Review: ESPN's '30 for 30' quality (if not name) lives on with 'Catching Hell'
ESPN's 30th anniversary was more than two years ago, and it's been almost a year since the "30 for 30" documentary series - designed to both celebrate the anniversary and show off ESPN's reach and creativity - concluded. (You can read my reviews of most of the "30 for 30" docs here and here.) But having discovered that there's an appetite for off-beat, deeply personal films about sports stories big and small, ESPN has wisely kept the concept going - if not the name(*) - and the now-rechristened "ESPN Films Presents" series has a very strong unofficial kick-off with the 8 p.m. debut tonight of Alex Gibney's "Catching Hell."
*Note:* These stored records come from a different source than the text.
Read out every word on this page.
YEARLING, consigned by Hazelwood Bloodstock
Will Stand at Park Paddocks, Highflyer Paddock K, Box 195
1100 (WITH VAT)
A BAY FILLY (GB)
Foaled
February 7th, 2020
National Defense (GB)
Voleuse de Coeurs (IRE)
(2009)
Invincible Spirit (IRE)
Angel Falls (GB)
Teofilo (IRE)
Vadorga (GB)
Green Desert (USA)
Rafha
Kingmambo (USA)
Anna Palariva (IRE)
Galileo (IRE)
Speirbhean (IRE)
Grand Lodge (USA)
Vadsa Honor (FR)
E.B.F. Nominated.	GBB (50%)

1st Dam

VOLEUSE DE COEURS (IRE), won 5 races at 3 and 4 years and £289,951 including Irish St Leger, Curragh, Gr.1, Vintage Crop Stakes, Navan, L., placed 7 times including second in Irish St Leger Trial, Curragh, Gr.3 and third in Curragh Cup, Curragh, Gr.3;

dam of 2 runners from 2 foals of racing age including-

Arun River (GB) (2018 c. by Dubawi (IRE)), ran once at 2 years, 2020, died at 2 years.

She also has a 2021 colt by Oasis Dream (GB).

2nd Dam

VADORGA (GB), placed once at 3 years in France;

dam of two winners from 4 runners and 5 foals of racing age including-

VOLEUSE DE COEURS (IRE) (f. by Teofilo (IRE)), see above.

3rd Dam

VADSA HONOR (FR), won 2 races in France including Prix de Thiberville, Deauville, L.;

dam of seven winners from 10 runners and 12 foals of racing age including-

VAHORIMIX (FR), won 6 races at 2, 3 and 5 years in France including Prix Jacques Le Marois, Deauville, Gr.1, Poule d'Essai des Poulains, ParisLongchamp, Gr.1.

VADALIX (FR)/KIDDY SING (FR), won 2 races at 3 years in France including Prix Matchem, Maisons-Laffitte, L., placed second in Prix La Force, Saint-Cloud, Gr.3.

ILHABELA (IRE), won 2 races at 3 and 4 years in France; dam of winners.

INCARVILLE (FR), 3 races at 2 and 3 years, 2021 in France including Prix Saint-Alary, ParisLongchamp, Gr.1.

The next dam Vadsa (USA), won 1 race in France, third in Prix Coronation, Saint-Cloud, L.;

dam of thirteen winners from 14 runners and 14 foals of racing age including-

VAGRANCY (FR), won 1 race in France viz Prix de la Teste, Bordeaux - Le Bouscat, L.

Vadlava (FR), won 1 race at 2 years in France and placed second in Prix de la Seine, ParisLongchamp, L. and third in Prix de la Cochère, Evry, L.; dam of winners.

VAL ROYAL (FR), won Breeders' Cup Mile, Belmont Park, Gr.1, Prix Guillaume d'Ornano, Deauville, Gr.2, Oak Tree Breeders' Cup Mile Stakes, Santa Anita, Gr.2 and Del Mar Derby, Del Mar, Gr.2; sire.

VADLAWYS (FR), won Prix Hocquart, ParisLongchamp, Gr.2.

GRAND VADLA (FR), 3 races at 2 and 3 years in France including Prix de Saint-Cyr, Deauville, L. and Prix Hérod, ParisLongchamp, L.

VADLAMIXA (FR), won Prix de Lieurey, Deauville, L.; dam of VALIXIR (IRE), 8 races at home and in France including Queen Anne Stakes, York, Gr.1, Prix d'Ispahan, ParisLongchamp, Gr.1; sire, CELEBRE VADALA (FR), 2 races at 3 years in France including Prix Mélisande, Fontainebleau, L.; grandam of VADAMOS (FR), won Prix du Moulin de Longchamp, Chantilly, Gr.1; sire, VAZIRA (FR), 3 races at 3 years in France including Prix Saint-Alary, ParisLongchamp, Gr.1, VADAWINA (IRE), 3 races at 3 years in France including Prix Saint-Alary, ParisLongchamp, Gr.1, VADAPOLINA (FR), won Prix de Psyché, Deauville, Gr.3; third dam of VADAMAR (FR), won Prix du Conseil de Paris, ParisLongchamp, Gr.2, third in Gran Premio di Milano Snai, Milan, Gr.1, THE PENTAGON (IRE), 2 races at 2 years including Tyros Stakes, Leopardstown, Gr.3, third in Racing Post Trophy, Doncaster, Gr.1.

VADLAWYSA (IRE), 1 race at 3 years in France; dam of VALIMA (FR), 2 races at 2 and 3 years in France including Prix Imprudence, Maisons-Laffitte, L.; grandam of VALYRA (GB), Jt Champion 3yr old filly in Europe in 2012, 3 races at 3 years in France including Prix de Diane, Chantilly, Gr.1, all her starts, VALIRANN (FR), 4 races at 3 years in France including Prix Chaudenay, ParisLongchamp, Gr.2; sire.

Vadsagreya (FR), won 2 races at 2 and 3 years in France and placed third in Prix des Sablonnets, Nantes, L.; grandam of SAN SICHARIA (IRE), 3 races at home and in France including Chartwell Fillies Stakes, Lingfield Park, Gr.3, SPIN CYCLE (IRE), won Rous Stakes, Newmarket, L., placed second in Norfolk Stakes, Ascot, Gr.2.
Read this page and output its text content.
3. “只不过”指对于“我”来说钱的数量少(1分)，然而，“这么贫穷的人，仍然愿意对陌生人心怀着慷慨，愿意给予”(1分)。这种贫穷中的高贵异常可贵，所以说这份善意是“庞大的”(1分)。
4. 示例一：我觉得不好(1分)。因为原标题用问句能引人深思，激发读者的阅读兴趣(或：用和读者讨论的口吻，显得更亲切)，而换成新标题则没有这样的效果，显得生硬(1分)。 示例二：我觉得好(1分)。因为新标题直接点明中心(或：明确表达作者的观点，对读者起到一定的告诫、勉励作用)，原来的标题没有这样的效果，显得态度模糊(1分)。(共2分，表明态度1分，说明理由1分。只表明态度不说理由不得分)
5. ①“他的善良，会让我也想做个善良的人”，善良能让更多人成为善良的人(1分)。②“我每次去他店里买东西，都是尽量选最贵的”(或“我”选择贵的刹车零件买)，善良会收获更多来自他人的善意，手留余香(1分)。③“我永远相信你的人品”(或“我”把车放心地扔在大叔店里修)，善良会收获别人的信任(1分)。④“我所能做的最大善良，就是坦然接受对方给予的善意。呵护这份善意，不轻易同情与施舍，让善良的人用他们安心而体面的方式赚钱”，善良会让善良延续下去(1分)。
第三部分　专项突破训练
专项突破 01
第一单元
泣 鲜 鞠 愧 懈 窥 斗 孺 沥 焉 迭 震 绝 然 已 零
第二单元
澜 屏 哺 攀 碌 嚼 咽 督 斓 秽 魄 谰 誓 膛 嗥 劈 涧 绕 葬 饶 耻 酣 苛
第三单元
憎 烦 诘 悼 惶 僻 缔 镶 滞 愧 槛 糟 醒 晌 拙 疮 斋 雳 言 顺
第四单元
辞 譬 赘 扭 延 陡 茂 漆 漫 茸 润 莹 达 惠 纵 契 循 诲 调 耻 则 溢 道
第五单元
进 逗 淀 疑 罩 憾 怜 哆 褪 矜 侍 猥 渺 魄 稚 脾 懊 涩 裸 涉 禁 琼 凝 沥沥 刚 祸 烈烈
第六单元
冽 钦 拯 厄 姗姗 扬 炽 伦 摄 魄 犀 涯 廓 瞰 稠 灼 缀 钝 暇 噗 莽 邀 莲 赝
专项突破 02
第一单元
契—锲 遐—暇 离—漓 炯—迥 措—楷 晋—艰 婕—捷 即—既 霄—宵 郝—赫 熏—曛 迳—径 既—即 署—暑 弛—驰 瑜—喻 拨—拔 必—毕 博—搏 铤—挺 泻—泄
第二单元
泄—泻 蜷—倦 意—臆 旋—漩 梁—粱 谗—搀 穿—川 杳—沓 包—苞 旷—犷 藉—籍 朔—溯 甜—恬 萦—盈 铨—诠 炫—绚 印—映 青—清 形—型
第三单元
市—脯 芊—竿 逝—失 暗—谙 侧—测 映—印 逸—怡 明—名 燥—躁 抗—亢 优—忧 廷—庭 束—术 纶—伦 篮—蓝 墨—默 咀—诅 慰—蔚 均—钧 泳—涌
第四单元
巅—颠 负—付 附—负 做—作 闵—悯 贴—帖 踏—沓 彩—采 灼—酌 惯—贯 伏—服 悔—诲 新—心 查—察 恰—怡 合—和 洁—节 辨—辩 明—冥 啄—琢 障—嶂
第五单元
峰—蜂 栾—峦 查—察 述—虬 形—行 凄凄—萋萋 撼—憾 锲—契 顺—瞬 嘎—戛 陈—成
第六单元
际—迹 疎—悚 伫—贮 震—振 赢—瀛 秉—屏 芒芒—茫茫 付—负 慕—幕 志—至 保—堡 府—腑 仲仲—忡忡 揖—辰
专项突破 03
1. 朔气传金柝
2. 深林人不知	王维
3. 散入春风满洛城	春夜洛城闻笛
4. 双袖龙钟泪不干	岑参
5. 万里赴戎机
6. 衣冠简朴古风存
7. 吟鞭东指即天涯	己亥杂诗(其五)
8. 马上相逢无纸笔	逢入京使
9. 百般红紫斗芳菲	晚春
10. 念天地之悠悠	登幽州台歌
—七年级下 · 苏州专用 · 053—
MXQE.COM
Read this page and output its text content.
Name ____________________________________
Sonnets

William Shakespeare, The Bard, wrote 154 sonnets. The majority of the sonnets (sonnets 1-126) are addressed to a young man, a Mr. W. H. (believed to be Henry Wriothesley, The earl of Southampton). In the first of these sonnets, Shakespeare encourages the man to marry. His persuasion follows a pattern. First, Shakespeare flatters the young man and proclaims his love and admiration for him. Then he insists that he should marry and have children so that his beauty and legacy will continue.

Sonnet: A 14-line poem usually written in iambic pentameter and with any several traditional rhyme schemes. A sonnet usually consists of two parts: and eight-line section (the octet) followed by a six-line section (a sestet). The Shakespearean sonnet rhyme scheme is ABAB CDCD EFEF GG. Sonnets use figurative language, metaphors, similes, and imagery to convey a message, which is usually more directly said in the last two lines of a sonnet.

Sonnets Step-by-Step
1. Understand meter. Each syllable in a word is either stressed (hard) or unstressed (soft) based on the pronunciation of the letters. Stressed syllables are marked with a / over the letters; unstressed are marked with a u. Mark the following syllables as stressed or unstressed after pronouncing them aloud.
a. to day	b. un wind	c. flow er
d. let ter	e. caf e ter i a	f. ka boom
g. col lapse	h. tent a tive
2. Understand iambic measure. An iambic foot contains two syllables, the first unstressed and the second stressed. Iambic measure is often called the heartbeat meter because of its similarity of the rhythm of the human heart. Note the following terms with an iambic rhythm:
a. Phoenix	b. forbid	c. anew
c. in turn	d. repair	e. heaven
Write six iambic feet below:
(*) Personally, I'd have kept it as "30 for 30 Presents." They spent more than a year building up brand equity, and it just sounds cooler than "ESPN Films Presents," frankly.
"Catching Hell" - the story of infamous Cubs fan Steve Bartman, who was the scapegoat when the Cubs failed to reach the World Series in 2003 - was originally supposed to be part of "30 for 30," but Gibney's schedule, film festival eligibility and other issues pushed it back to now. It was worth the wait.
Gibney's a Red Sox fan, and though that franchise has had a lot of success in recent years, its older fans know very well from heartbreak and cruel twists of fate. (And its youngest fans are finally learning about that with how this season is ending for the Sawx.) So even though his own favorite team overcame the bogus Curse of the Bambino, Bill Buckner booting the Mookie Wilson grounder(**), Bucky F-ing Dent, Aaron F-ing Boone, etc., he can empathize with fans of another "cursed" franchise whose living fans have never seen a championship. And in this case, he can empathize with Bartman, who interfered with Moises Alou's attempt to catch a foul pop-up that would have put the Cubs 4 outs away from their first World Series appearance since 1945, and who became such a pariah that he's been forced to construct a kind of shadow existence in his home city so the media and angry Cubs fans can't find him.
(**) Buckner's story becomes a kind of running subplot for "Catching Hell," and between this movie and his "Curb Your Enthusiasm" episode, Buckner's having one hell of a TV season.
Gibney doesn't get to talk to Bartman, but he talks to virtually everyone of note at Wrigley Field that night, exhaustively deconstructing everything about the Bartman play. He uses computer graphics to isolate Bartman and several other fans who were sitting in that area, syncs up the delayed radiocast that Bartman was listening to on his headphones with the live action to show how out of sync Bartman would have been with the play, and over and over makes the case that almost anyone in the stands would have done what he did(***), and also that many other things went wrong afterwards that had nothing to do with Bartman. ("The best thing that happened to Alex Gonzales is certainly Steve Bartman," says Cubs fan/filmmaker Matt Liston, whose own videotaped footage from the stands that night plays an important role in this movie.)
(***) One of the film's many interview subjects, pub owner Pat Looney, admits to also going for the ball - and can be seen doing it - and would've been the scapegoat had the wind been even a little different.
It's a thorough and thoroughly humane defense of an individual who made a mistake and hurt his team, who apologized for it instantly and still had to go into hiding, and it's the best thing that could have happened to Bartman short of the Cubs actually winning the World Series within his lifetime. I imagine there will still be some die-hard Cubs fans like Michael Wilbon who will never forgive, and only forget if/when there's a championship banner flying over Wrigley, but overall "Catching Hell" plays out like a film about a prison convict whose punishment was far out of proportion to his crime.
It's a terrific film - had it aired as originally scheduled, it easily would have been in the top tier of "30 for 30" films (alongside "The Two Escobars," "No Crossover: The Trial of Allen Iverson," "Winning Time: Reggie Miller vs. the New York Knicks," "The Band That Wouldn't Die," "Muhammad and Larry" and "The Best That Never Was"). Instead, it gets the new version of the series off to a great start.
Enjoy it tonight, and feel free to comment on it here afterwards.